3Реминисценция из Евангелия (Ин. 11, 11). См. также письмо 321.

4В апреле 1867 г. Наполеон III пригласил Александра II посетить открывшуюся в Париже Всемирную выставку, рассчитывая в ходе неофициальных переговоров заручиться поддержкой России в назревавшем конфликте с Пруссией. В свою очередь, Александр II намеревался добиться согласия Франции на участие в демарше по отношению к Турции (см. письмо 353, примеч. 4). С этой целью он предполагал выступить в роли посредника между Францией и Пруссией и, добившись их примирения, повлиять таким образом на позицию Англии, поддерживавшей Турцию; предполагалось также, что самый факт демонстрации русско-прусского сотрудничества поможет добиться от Франции твердой политики в восточном вопросе. По этим причинам условием поездки русского царя в Париж был поставлен одновременный визит прусского короля Вильгельма I, на что Наполеон III вынужден был согласиться (Шнеерсон. С. 39, 41–42). 16/28 мая Александр II выехал в Париж, куда прибыл 20 мая/1 июня. В Париж приехал и Вильгельм I в сопровождении Бисмарка.

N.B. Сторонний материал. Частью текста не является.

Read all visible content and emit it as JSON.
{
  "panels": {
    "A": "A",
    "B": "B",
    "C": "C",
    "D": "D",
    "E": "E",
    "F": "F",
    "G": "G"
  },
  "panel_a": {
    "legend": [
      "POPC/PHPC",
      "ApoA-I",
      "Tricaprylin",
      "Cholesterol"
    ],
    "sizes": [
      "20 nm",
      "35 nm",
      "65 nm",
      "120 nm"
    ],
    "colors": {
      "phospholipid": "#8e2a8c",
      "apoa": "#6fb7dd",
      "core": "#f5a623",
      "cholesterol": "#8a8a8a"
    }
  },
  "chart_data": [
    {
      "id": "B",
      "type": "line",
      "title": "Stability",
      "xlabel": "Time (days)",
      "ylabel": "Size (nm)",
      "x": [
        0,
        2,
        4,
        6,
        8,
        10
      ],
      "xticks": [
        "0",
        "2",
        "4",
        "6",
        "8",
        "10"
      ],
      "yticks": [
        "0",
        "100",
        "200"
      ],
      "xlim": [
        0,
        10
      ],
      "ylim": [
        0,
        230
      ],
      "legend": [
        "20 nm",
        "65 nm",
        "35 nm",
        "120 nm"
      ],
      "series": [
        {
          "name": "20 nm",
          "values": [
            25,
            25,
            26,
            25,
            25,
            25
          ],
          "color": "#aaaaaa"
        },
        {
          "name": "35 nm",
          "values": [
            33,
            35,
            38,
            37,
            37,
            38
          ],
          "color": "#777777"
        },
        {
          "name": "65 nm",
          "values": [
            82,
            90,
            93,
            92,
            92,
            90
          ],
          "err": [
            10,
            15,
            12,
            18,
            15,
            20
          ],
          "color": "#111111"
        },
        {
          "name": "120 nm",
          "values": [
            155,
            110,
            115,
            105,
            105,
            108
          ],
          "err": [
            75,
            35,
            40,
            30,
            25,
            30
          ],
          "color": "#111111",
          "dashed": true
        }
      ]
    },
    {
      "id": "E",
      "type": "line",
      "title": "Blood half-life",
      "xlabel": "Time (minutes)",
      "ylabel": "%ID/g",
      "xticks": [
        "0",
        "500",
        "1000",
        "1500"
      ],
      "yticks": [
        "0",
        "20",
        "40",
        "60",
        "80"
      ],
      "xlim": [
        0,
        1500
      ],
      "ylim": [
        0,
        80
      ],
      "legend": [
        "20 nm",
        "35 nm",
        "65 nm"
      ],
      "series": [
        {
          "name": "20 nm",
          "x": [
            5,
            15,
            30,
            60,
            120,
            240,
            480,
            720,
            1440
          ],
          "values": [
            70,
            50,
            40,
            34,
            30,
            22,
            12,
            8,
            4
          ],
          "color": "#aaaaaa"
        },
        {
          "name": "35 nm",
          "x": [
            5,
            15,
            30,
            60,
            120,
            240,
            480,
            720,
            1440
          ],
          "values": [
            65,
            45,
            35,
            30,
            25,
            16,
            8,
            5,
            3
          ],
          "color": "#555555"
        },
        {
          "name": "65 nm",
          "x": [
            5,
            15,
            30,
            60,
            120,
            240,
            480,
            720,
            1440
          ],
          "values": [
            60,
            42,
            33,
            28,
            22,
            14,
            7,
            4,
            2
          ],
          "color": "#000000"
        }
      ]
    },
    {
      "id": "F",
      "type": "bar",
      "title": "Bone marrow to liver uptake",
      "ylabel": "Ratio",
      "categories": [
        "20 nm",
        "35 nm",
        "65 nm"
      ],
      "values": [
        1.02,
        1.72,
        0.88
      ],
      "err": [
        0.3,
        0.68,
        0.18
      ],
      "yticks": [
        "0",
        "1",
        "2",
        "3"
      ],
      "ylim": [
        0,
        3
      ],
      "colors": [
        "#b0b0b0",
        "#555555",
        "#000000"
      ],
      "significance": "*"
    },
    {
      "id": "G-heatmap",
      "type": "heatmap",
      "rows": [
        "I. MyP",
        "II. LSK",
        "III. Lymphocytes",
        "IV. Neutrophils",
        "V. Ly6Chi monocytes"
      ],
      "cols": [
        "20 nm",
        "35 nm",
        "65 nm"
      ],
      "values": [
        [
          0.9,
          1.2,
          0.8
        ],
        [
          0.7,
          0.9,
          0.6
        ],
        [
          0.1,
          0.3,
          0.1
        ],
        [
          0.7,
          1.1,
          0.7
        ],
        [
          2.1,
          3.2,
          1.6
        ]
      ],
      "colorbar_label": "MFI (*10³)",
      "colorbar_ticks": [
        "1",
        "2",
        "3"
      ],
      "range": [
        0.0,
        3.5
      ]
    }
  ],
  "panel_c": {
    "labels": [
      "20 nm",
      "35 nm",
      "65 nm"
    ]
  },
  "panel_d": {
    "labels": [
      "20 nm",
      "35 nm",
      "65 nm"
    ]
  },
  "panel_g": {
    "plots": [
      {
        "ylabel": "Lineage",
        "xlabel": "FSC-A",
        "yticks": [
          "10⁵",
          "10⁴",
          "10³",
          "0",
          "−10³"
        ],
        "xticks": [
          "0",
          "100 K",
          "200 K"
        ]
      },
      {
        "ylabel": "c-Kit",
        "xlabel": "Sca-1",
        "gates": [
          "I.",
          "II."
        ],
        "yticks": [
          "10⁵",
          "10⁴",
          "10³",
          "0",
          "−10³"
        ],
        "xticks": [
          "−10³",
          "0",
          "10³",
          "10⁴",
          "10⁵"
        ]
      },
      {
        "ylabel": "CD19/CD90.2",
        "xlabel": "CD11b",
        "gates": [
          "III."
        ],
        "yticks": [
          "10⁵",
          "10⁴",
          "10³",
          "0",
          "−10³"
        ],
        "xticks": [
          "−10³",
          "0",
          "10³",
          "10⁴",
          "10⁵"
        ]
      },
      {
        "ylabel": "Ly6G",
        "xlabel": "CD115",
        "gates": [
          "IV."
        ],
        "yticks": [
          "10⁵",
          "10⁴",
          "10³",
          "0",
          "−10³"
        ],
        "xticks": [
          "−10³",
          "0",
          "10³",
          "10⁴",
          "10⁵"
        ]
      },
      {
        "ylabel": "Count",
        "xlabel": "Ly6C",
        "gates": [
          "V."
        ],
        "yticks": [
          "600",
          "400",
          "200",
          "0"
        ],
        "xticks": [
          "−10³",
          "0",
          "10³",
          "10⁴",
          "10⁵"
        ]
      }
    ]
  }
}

5По-видимому, речь идет о сомнениях относительно того, кто отправится с Александром II в Париж — Н. П. Игнатьев, русский посол в Турции, или А. М. Горчаков. В конце концов выбор пал на Горчакова. Об отношении к этому Тютчева см.: письмо 361.

623 апреля 1867 г. в Москве открылась Всероссийская этнографическая выставка. В ее состав входил обширный отдел, представлявший славянские страны Европы. В мае ожидалось прибытие на выставку многочисленной славянской депутации. Славянофильские круги, в том числе и Тютчев, возлагали большие надежды на этот Славянский съезд в расчете, что он станет важным фактором в развитии идеи единения славянских народов. Однако все ограничилось празднествами в честь прибывших славян: 8-15 мая в Петербурге и 16–26 мая в Москве (описание их см. в кн.: Всероссийская этнографич. выставка).